Eventually, Rabbath burned out; he almost “died of work,” he told me. He abandoned Miami, moved to New York, and spent several years tending bar, bouncing from apartment to apartment. While the Bush years soured Rabbath on U.S. politics, and he briefly considered moving to Australia, he credits President Obama with inspiring him to return to the shoe business. "When we got our president today, I wanted to believe," Rabbath said. "So I invest all my money—I had almost a hundred thousand dollars—to do a school.”
How To Make Boots From Your Garage has been in business for nearly five years. In that time, Rabbath has instructed more than three hundred students. Rabbath’s website features photographs of dozens of his students proudly holding their creations. He currently offers classes ranging from a nearly four-thousand-dollar curriculum spread across forty hours that teaches people who want to "be in the business” of crafting shoes, to a basic course on creating a "dream slipper,” for seventy-nine dollars. In addition to giving classes, and renting workspace to former students, Rabbath also creates custom-order shoes, what he called "prototypes," which can run five thousand dollars. One client, a fashion designer, asked Rabbath to make a pair of shoes where the right looked like the left and the left looked like the right. He showed me that pair, still in progress. They looked how they sounded, with the toes of each shoe pointing out in the opposite direction. Are they comfortable? Rabbath assured me that they were.

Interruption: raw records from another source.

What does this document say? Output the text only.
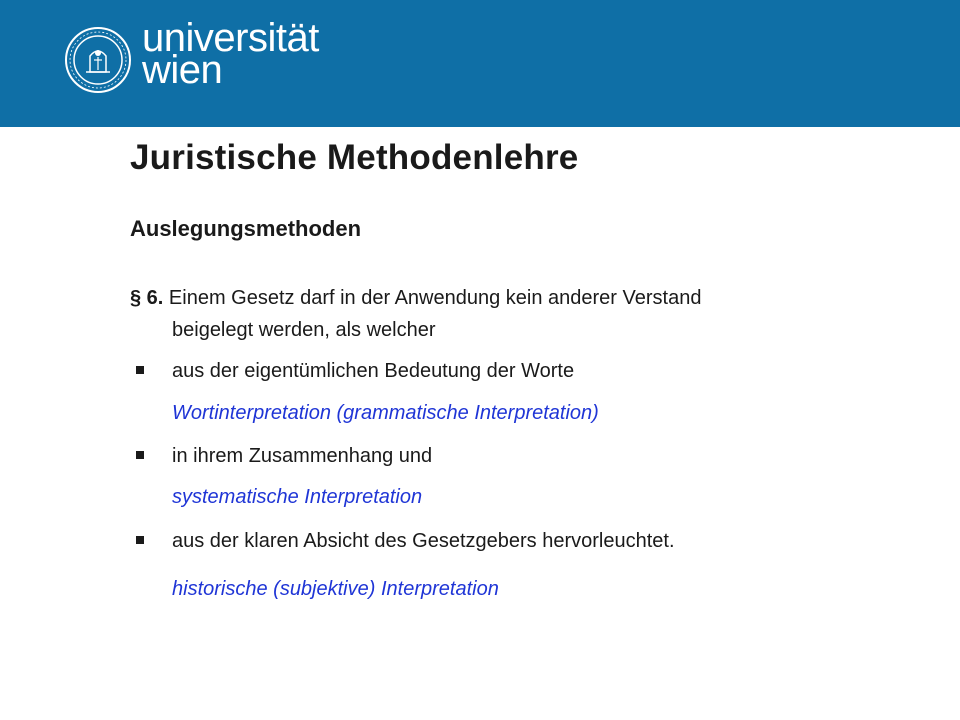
universität
wien
Juristische Methodenlehre
Auslegungsmethoden
§ 6. Einem Gesetz darf in der Anwendung kein anderer Verstand
beigelegt werden, als welcher
aus der eigentümlichen Bedeutung der Worte
Wortinterpretation (grammatische Interpretation)
in ihrem Zusammenhang und
systematische Interpretation
aus der klaren Absicht des Gesetzgebers hervorleuchtet.
historische (subjektive) Interpretation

A few days after our first meeting, I returned to Rabbath's shop to watch him work on a pair of special-order sandals he was making. The client was an old Italian woman who had one leg that was several inches shorter than the other. Rabbath made plaster casts of the woman's feet and cut construction paper into a number of sloping, angular shapes. I watched as he took a pen and traced the shapes onto the backs of small sheets, or hides, of treated leather. Rabbath was using both black and white leather (it takes roughly two-and-a-half square feet of leather to make a pair of shoes), which would be stitched together to make the sandals. He reached for a box-cutter, then, leaning over the work bench, his hair falling over his face, cut into the leather with smooth, strong movements. The long fingers of his off hand followed closely behind the razor as it went along. He mumbled little thoughts to himself, and let out an occasional small sigh. When he was done cutting out the pieces of leather, he took them over to a “skiving” machine to pare down their edges.
After Rabbath had finished up, a man came in through the shop’s front door. He was interested in buying a pair of boots. Rabbath grew animated, and handed the man some pamphlets. He told the man that, instead, he could show him how to make his own boots. The man nodded. He’d think about it, he said, as he walked out the door.
Eric Lach is a writer who wears shoes.